The publicans, who have raked in huge benefits from tax incentives, now contribute towards the cost of street cleaning and other initiatives. Every morning, the Curved Street's limestone paving - pitted from the rolling of beer kegs into and out of the Music Centre - is hosed down before chattering schoolkids, walking two-by-two, make their way to the Ark, one of the real wonders of Temple Bar.

Architecturally, the project is a huge success. The walls of TBP's offices are plastered with awards, there is a whole archive of press cuttings from newspapers and magazines all over the world and the company still receives at least five calls or visits per week from foreign study groups, usually urban renewal outfits or consultants "trying to pick our brains", as Magahy says, to find out how it was done.

Though crudely gated at night for security reasons, Meeting House Square - the area's architectural set-piece - provides the venue for a successful food market on Saturdays, children's activities on Sundays and open-air movies on a new box-shutter screen mounted on the previously pristine facade of architects O'Donnell and Tuomey's Gallery of Photography (the old roll-down inset screen gave up).

Ten years ago, Parliament Street and Dame Street were as dead as doornails - little more than transit routes on the way out of town. One of the very welcome spinoffs of the development of Temple Bar is that now they're hopping at almost every hour of the day or night.

The "West End", as it used to be called, is the latest lure. Now renamed "Old City", this is TBP's largest-ever development - a dense urban quarter of European quality, with 190 apartments, 22 retail units and the area's first creche, which must be for kids from outside Temple Bar as there are so few living in the area. It is bisected by a new street, Cow's Lane, linking Lord Edward Street with Essex Street West.

The creation of a new street in the city is such a rare event that it deserves to be celebrated. In this case, however, the achievement is tarnished by an unforgivable failure to align it on the axis of SS Michael and John's Church (former). The fact that Dublin Corporation insisted that it had to be widened from six to nine metres is no excuse; the extra width could have been apportioned equally on both sides.

A lot of things might have been done differently. Over £5 million was sunk into gutting SS Michael and John, the city's oldest Catholic church, to turn it into Dublin Tourism's Viking Adventure. Though it would have admirably suited the Music Centre, its fate was dictated by the need to boost visitor numbers in the area, as TBP's £40 million for cultural projects came via the EU-funded tourism programme.

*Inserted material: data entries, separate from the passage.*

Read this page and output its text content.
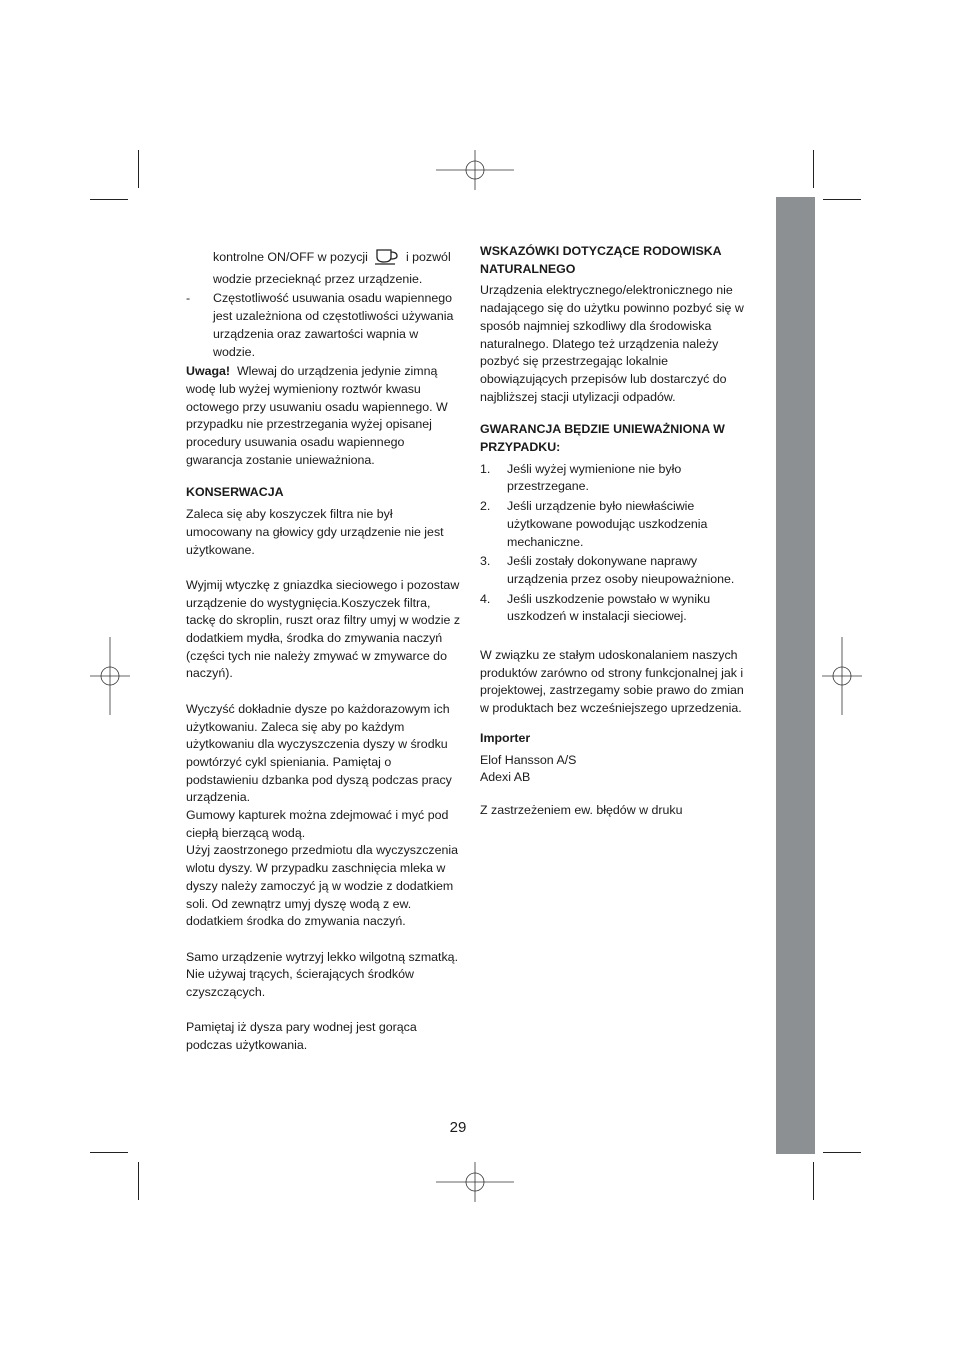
kontrolne ON/OFF w pozycji	i pozwól wodzie przecieknąć przez urządzenie.

- Częstotliwość usuwania osadu wapiennego jest uzależniona od częstotliwości używania urządzenia oraz zawartości wapnia w wodzie.

Uwaga! Wlewaj do urządzenia jedynie zimną wodę lub wyżej wymieniony roztwór kwasu octowego przy usuwaniu osadu wapiennego. W przypadku nie przestrzegania wyżej opisanej procedury usuwania osadu wapiennego gwarancja zostanie unieważniona.

KONSERWACJA

Zaleca się aby koszyczek filtra nie był umocowany na głowicy gdy urządzenie nie jest użytkowane.

Wyjmij wtyczkę z gniazdka sieciowego i pozostaw urządzenie do wystygnięcia.Koszyczek filtra, tackę do skroplin, ruszt oraz filtry umyj w wodzie z dodatkiem mydła, środka do zmywania naczyń (części tych nie należy zmywać w zmywarce do naczyń).

Wyczyść dokładnie dysze po każdorazowym ich użytkowaniu. Zaleca się aby po każdym użytkowaniu dla wyczyszczenia dyszy w środku powtórzyć cykl spieniania. Pamiętaj o podstawieniu dzbanka pod dyszą podczas pracy urządzenia.

Gumowy kapturek można zdejmować i myć pod ciepłą bierzącą wodą.

Użyj zaostrzonego przedmiotu dla wyczyszczenia wlotu dyszy. W przypadku zaschnięcia mleka w dyszy należy zamoczyć ją w wodzie z dodatkiem soli. Od zewnątrz umyj dyszę wodą z ew. dodatkiem środka do zmywania naczyń.

Samo urządzenie wytrzyj lekko wilgotną szmatką.

Nie używaj trących, ścierających środków czyszczących.

Pamiętaj iż dysza pary wodnej jest gorąca podczas użytkowania.

WSKAZÓWKI DOTYCZĄCE RODOWISKA NATURALNEGO

Urządzenia elektrycznego/elektronicznego nie nadającego się do użytku powinno pozbyć się w sposób najmniej szkodliwy dla środowiska naturalnego. Dlatego też urządzenia należy pozbyć się przestrzegając lokalnie obowiązujących przepisów lub dostarczyć do najbliższej stacji utylizacji odpadów.

GWARANCJA BĘDZIE UNIEWAŻNIONA W PRZYPADKU:

1. Jeśli wyżej wymienione nie było przestrzegane.
2. Jeśli urządzenie było niewłaściwie użytkowane powodując uszkodzenia mechaniczne.
3. Jeśli zostały dokonywane naprawy urządzenia przez osoby nieupoważnione.
4. Jeśli uszkodzenie powstało w wyniku uszkodzeń w instalacji sieciowej.

W związku ze stałym udoskonalaniem naszych produktów zarówno od strony funkcjonalnej jak i projektowej, zastrzegamy sobie prawo do zmian w produktach bez wcześniejszego uprzedzenia.

Importer

Elof Hansson A/S

Adexi AB

Z zastrzeżeniem ew. błędów w druku

29
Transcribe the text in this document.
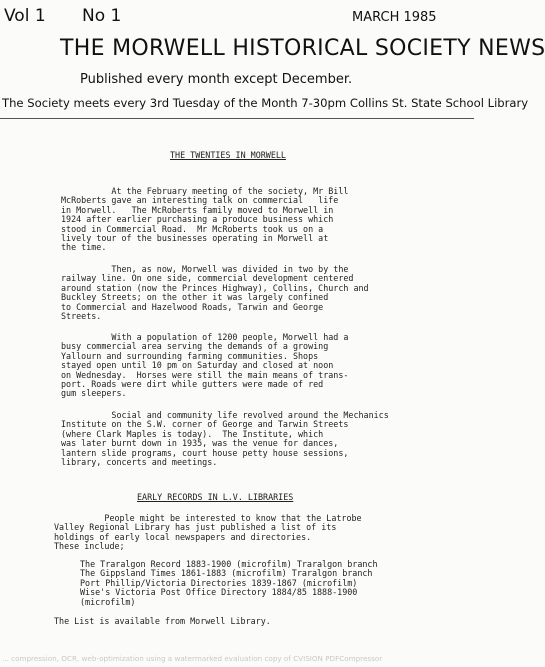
Vol 1 No 1	MARCH 1985
THE MORWELL HISTORICAL SOCIETY NEWS
Published every month except December.
The Society meets every 3rd Tuesday of the Month 7-30pm Collins St. State School Library
THE TWENTIES IN MORWELL
At the February meeting of the society, Mr Bill
McRoberts gave an interesting talk on commercial   life
in Morwell.   The McRoberts family moved to Morwell in
1924 after earlier purchasing a produce business which
stood in Commercial Road.  Mr McRoberts took us on a
lively tour of the businesses operating in Morwell at
the time.
Then, as now, Morwell was divided in two by the
railway line. On one side, commercial development centered
around station (now the Princes Highway), Collins, Church and
Buckley Streets; on the other it was largely confined
to Commercial and Hazelwood Roads, Tarwin and George
Streets.
With a population of 1200 people, Morwell had a
busy commercial area serving the demands of a growing
Yallourn and surrounding farming communities. Shops
stayed open until 10 pm on Saturday and closed at noon
on Wednesday.  Horses were still the main means of trans-
port. Roads were dirt while gutters were made of red
gum sleepers.
Social and community life revolved around the Mechanics
Institute on the S.W. corner of George and Tarwin Streets
(where Clark Maples is today).  The Institute, which
was later burnt down in 1935, was the venue for dances,
lantern slide programs, court house petty house sessions,
library, concerts and meetings.
EARLY RECORDS IN L.V. LIBRARIES
People might be interested to know that the Latrobe
Valley Regional Library has just published a list of its
holdings of early local newspapers and directories.
These include;
The Traralgon Record 1883-1900 (microfilm) Traralgon branch
The Gippsland Times 1861-1883 (microfilm) Traralgon branch
Port Phillip/Victoria Directories 1839-1867 (microfilm)
Wise's Victoria Post Office Directory 1884/85 1888-1900
(microfilm)
The List is available from Morwell Library.
... compression, OCR, web-optimization using a watermarked evaluation copy of CVISION PDFCompressor
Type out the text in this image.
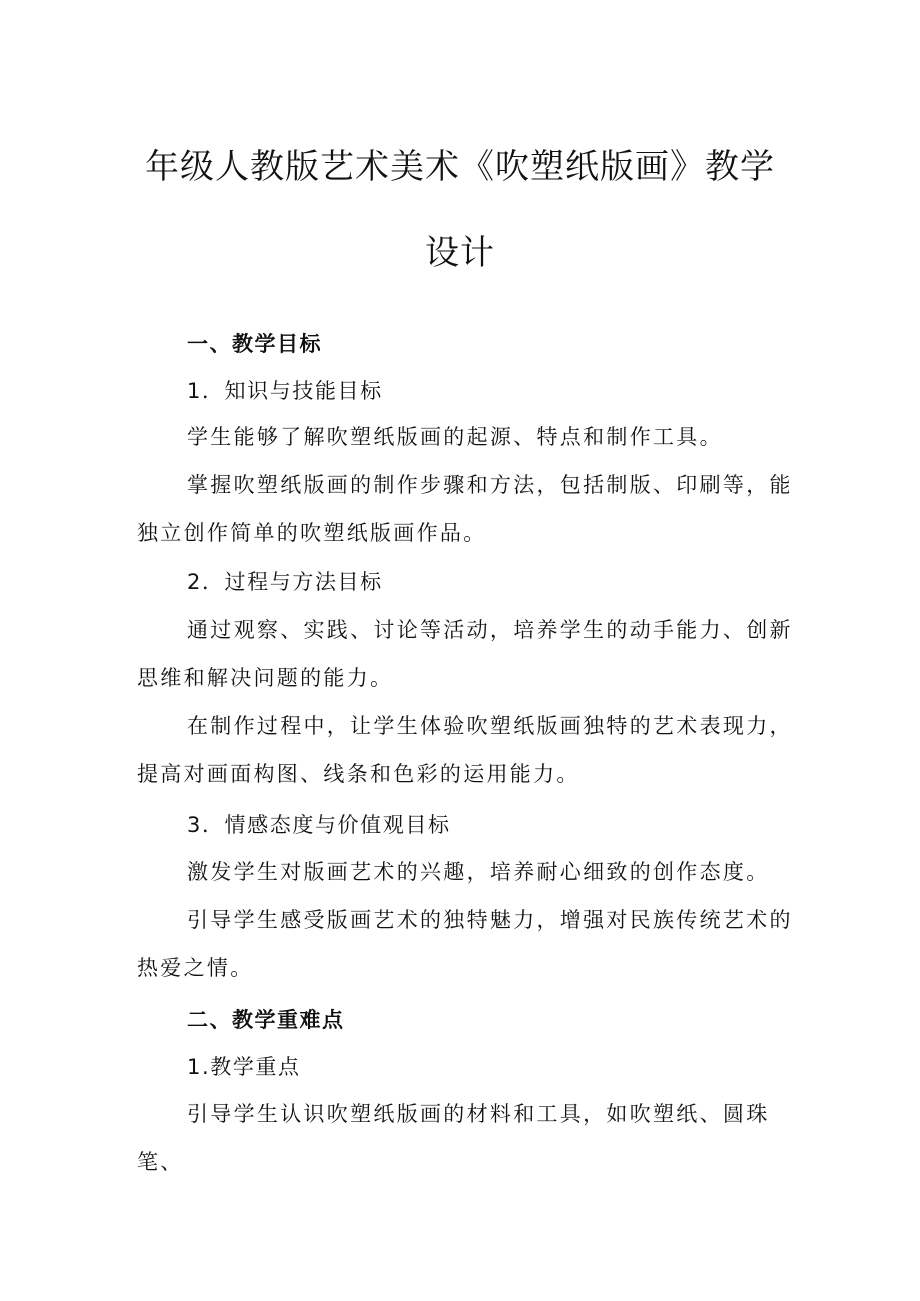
年级人教版艺术美术《吹塑纸版画》教学
设计
一、教学目标
1．知识与技能目标

学生能够了解吹塑纸版画的起源、特点和制作工具。

掌握吹塑纸版画的制作步骤和方法，包括制版、印刷等，能独立创作简单的吹塑纸版画作品。

2．过程与方法目标

通过观察、实践、讨论等活动，培养学生的动手能力、创新思维和解决问题的能力。

在制作过程中，让学生体验吹塑纸版画独特的艺术表现力，提高对画面构图、线条和色彩的运用能力。

3．情感态度与价值观目标

激发学生对版画艺术的兴趣，培养耐心细致的创作态度。

引导学生感受版画艺术的独特魅力，增强对民族传统艺术的热爱之情。

二、教学重难点
1.教学重点

引导学生认识吹塑纸版画的材料和工具，如吹塑纸、圆珠笔、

But Derek Tynan, an award-winning architect who was involved in Group 91, authors of the Temple Bar Framework Plan, believes that, whatever its faults, the project redefined Dublin and raised the game for apartment design and the treatment of public space in the city. "By celebrating youth culture, it presented a different vision of Ireland, prefiguring everything that's happened over the past 10 years," he says.

TBP not only had the vision but, most importantly, ownership of the land on which it was to be realised, through the acquisition of CIE's and Dublin Corporation's holdings in the area - a clear lesson for Spencer Dock. What's more, during its crucial early phase, the project had the Taoiseach's Department as its patron. And nobody in the corporation would have risked defying the wishes of CJH, for it was he. Whatever about the subsequent turf wars between the corporation and TBP, particularly over the ill-fated Wibbly Wobbly bridge, "the fantastic thing about Temple Bar is that it re-made the map and did more than anything else to stitch the northside and the southside together," as Tynan says. Its area-based approach is now being replicated elsewhere in the city, producing such dramatic initiatives as Smithfield.